Over the years, the Texas Legislature has seen several spouses follow in their partner's legislative footsteps. On our Women Members of the Texas Legislature, 1923-present page, footnotes indicate the five instances in which a legislator succeeded her spouse in an unexpired term following his death, and the three wives who served as temporary acting representatives during their husbands' military deployments. (Footnotes also point out where women were elected but never sworn into a legislator's role.) 

  • Maribelle Stewart appears to be the first wife to complete her husband's term in the Texas Legislature following his death. W. Lacy Stewart (Senate, 50th Legislature) passed away on March 22, 1947. Maribelle won a special election to fill the vacancy, but she resigned her seat representing Senate District 16 in 1948 when she remarried.
  • Persis Henderson (House, 51st) succeeded her husband, A. Robin Henderson (House, 49th-51st) in representing House District 61 when he died on March 15, 1949. Persis won a special election to fill the seat (running as Mrs. A. Robin Henderson); she announced for reelection to a full term but withdrew her candidacy, citing low legislative pay and the high cost of living in Austin.
  • Sue Hairgrove (House, 60th) won a special election to succeed her husband, Jim Hairgrove (House, 60th) for the House District 20-F seat when he passed away on April 12, 1967.
  • Lou Nelle Sutton (House, 64th-70th) succeeded her husband, G.J. Sutton (House, 63rd-64th), following his death on June 22, 1976, and her special election win to represent House District 57-E on August 7, 1976. Lou Nelle went on to be reelected to the 65th-70th Legislatures.
  • Myra Crownover (House, 76th-84th), in a May 2000 special election, succeeded her husband, Ronny Crownover, (House, 76th) following his death on March 26, 2000. She continued to represent House District 64 for nearly two decades.
  • Valerie Corte (House, 79th, 81st), Cheri Isett (House, 79th), and Melissa Noriega (House, 79th) were selected by their husbands to serve as temporary acting representatives during military deployments. Frank Corte (House, 73rd-81st) was called to military service during his legislative service twice; Carl Isett (75th-81st) and Rick Noriega (House, 76th-80th) were each called once during their time in the House. 

In addition to spouses filling unexpired terms, there are several other cases where spouses succeeded their partners in the legislature, separated by a few years or by redistricting. (And in the first case, separated by divorce, too.)

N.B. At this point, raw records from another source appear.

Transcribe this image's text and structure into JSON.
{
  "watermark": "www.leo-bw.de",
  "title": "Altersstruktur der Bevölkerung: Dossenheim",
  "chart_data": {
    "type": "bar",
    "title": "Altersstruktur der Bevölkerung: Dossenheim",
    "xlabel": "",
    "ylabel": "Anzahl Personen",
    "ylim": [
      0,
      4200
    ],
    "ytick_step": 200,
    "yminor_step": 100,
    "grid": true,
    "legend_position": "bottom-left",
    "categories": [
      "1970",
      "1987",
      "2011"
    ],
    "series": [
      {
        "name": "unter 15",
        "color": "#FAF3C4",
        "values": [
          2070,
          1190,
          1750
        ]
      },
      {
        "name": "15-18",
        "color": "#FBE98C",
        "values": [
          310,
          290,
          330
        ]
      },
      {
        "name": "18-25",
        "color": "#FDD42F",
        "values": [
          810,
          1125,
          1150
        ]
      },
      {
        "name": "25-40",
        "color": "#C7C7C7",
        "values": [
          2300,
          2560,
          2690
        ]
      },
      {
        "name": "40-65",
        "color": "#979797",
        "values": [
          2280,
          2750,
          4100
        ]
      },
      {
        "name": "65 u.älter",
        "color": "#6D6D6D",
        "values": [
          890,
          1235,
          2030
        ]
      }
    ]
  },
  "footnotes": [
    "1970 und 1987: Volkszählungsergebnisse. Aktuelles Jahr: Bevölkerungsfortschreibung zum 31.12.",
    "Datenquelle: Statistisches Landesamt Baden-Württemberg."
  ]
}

  • Neveille Colson (House, 46th-50th Legislatures; Senate, 51st-59th Legislatures), the first woman to serve in both chambers of the legislature, was elected to represent House District 27 a couple years after her then-husband, Nall Colson (House, 43rd-44th), lost the seat. The couple divorced in 1938, before Neveille took office in 1939.
  • Betty Denton (House, 65th-73rd) represented McLennan County, House District 35-A, following her husband, Lane Denton (House, 62nd-64th), who resigned the House District 35-1 seat to run for the Texas Railroad Commission. Redistricting meant that while they represented the same county, the district was different.
  • Sam Harless (House, 86th) appears to be the first husband to fill a seat formerly occupied by a wife. He was elected in November 2018 to serve House District 126; Patricia Harless served the district from the 80th-84th Legislatures.
  • Angela Paxton (Senate, 86th-87th), elected in November 2018, serves Senate District 8, the same seat that her husband, current Attorney General Ken Paxton (House, 78th-82nd, Senate, 83rd), occupied.
  • Frances Rountree and Cora Strong were the first widows of legislators elected to serve in the Texas Legislature, both serving as representatives in the 42nd Legislature. Cora's husband, N.R. Strong, died while representing House District 55 during the 41st Legislature. Cora was elected to the seat for the following session. Frances' husband, Lee J. Rountree (House, 37th-38th), died at his desk in the House chamber in 1923. In 1930, running as "Mrs. Lee J. Rountree," Frances was elected to the House; however, redistricting in the intervening years changed the House District number for Brazos County from 22 to 26.

This blog post is the first in a series, with posts to come on legislative siblings, parents/children, and other family connections.